On appeal to the Second Circuit Court of Appeals, Leifer argued both that it had no reason to think Lee would bring a malpractice claim against them because Lee thanked Leifer for his services, and that Lee had no meritorious defenses in the Original Action.5
In affirming the District Court’s decision, the Second Circuit stated that the inquiry is not whether Leifer subjectively believed his client would not sue him for malpractice, but “whether a reasonable attorney, based on the facts known to Leifer at the time, could have expected one.”6 Notably, the reasonable attorney standard applied in this case differs from the standard held in several other states, which hold that the prior knowledge exclusion applies only if the insured subjectively believed a claim was likely to be brought against him or her.7
As for the argument that Lee had no meritorious defenses, the Court concluded it need not resolve the issue because in the Original Action, Leifer filed an opposition to default and asserted that Lee did have meritorious defenses. Therefore, the fact that any reasonable lawyer who asserts the existence of a meritorious defense after advising the client not to file an answer would reasonably believe that a malpractice lawsuit is likely.
North River emphasizes the need for insureds to disclose, transparently and carefully during the application process for an insurance policy, any facts or circumstances that could potentially give rise to a claim.
The Second Circuit’s decision effectively imposes a burden on those seeking professional liability insurance to check all facts and circumstances that could result in a professional malpractice claim and disclose them to the insurance carrier during the insurance application process. It would also behoove insureds to negotiate an “inadvertent disclosure” exception to the insurer’s ability to void coverage because of non-disclosure.

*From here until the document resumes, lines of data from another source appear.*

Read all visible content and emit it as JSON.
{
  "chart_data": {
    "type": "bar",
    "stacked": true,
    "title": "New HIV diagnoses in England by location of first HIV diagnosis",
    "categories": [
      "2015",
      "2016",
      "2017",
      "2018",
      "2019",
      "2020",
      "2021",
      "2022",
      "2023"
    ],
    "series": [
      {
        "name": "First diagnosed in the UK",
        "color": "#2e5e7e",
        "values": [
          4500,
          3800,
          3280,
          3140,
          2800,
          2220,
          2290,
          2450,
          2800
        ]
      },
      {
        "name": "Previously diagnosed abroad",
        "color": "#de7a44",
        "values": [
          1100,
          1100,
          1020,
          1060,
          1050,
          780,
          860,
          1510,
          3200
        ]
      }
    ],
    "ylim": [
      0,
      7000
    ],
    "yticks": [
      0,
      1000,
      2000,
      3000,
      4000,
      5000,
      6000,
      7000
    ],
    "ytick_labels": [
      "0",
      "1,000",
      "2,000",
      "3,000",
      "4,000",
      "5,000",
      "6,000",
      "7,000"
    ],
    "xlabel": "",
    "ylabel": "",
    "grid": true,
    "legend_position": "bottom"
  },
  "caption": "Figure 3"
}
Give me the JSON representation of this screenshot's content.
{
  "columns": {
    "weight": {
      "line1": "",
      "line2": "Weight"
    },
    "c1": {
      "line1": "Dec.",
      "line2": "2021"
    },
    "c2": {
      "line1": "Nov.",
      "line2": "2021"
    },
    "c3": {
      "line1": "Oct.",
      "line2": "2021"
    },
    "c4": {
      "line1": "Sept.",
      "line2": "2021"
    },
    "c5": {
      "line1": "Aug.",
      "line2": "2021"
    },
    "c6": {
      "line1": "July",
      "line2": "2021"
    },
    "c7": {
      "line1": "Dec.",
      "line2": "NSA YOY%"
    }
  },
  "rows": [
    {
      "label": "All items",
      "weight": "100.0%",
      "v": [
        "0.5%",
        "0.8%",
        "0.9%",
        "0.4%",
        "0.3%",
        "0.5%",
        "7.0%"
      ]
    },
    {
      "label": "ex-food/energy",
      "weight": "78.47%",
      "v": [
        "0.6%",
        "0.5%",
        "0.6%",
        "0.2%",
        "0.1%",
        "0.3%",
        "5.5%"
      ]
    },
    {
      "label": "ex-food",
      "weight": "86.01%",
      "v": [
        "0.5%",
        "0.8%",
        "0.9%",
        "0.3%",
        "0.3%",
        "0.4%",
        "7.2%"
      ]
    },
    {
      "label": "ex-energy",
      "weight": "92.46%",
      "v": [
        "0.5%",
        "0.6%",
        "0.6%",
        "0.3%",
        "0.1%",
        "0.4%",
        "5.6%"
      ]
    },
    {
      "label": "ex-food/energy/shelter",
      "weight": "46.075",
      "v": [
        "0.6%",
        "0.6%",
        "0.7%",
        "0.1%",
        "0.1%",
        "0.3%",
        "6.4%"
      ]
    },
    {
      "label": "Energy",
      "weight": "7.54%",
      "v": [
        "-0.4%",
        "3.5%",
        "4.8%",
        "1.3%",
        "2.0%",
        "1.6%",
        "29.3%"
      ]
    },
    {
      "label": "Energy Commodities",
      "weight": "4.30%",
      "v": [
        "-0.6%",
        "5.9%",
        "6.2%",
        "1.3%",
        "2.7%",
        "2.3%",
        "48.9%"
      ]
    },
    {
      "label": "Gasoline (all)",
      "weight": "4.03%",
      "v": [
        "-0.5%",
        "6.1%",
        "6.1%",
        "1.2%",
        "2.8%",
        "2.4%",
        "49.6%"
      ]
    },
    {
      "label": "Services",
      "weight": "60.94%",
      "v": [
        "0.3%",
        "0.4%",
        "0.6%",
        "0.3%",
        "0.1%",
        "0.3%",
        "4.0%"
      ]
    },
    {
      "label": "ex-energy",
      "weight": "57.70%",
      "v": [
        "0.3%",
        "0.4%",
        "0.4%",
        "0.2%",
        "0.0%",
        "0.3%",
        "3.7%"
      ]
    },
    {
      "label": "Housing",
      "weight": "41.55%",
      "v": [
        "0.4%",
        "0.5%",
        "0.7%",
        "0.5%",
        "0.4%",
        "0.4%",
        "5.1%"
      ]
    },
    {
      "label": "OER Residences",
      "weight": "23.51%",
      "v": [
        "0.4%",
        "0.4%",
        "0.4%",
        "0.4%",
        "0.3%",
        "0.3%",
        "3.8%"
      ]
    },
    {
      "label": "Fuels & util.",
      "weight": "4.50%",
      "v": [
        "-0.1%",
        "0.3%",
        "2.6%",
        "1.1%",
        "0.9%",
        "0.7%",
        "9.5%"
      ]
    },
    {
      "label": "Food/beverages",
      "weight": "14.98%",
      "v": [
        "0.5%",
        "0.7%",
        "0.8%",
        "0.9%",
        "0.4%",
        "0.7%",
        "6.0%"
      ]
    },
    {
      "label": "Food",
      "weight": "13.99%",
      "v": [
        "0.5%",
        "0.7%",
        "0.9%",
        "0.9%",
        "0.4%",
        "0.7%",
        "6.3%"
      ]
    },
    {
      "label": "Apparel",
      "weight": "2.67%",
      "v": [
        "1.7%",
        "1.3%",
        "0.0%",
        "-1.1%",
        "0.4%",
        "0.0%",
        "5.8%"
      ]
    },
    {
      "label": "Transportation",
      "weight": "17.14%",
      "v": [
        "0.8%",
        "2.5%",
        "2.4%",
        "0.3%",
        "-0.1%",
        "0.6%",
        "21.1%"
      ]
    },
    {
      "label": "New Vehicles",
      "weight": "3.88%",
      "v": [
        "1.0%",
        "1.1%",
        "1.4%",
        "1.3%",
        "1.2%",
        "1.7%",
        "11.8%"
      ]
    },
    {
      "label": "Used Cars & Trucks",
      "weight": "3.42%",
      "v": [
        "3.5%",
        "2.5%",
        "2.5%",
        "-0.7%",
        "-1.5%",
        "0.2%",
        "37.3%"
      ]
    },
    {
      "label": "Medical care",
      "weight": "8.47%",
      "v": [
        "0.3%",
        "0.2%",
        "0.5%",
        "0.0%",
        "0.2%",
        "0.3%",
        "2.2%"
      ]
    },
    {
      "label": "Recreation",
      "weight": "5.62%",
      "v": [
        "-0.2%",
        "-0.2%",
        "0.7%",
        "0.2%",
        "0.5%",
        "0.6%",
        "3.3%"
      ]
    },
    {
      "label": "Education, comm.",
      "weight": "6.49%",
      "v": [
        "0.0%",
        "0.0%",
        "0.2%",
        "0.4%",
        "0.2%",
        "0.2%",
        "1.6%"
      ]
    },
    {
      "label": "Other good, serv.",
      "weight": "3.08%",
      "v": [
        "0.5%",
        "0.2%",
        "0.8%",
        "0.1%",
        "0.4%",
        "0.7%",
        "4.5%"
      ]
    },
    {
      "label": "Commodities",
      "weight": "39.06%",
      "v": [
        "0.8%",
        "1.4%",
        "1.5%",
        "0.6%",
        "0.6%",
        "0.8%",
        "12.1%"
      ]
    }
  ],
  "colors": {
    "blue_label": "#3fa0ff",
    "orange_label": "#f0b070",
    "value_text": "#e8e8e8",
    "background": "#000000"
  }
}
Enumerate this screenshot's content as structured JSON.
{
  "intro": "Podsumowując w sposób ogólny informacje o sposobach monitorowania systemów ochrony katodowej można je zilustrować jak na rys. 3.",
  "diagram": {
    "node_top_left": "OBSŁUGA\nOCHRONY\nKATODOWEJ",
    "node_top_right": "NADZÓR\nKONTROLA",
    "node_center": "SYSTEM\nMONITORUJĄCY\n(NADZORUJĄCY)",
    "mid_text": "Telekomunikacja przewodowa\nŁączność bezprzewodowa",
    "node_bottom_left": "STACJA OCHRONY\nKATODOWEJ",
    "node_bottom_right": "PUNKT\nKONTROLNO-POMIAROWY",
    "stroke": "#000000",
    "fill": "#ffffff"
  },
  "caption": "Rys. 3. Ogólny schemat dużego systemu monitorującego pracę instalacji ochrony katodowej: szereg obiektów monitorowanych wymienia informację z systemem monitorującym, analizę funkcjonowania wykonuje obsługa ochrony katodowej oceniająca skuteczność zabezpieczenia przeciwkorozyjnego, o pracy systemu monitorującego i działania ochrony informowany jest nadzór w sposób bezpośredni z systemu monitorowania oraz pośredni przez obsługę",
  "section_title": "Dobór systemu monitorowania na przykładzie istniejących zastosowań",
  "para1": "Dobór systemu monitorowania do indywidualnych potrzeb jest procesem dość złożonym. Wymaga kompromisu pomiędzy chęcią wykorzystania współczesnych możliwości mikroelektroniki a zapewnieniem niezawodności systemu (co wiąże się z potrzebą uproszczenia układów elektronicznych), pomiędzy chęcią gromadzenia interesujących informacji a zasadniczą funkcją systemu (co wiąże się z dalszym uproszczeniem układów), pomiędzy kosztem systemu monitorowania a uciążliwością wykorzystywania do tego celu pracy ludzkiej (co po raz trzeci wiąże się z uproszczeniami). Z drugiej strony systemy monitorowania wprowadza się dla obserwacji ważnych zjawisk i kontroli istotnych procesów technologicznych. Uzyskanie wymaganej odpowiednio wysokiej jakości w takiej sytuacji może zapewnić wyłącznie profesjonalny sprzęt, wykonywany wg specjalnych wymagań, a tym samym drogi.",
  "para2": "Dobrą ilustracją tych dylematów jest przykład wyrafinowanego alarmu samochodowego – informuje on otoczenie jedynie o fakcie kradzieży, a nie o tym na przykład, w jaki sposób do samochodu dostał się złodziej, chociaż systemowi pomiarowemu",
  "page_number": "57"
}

Thank you to Magno Oliveira for contributing to this Case Alert.
12023 WL 2978970, No. 22-1009 (2d Cir. Apr. 18, 2023).
2Id. at *1.
3Claims-made policies are designed to cover claims made against the insured during the policy period, regardless of when the wrongful act took place.
5Id. at 2-5.
7LEGAL MALPRACTICE INSURANCE, PLLF FL-CLE 6-1, citing cases General Accident Insurance Co. of America v. Trefts, 657 F.Supp. 164 (E.D. Mo. 1987); Gibraltar Casualty Co. v. A. Epstein & Sons, International, Inc., 562 N.E. 2d 1039 (Ill. App.Ct. 1990); Fremont Indemnity Co. v. Lawton-Byrne-Brunor Ins. Agency Co., 701 S.W.2d 737 (Mo. Ct.App. 1985).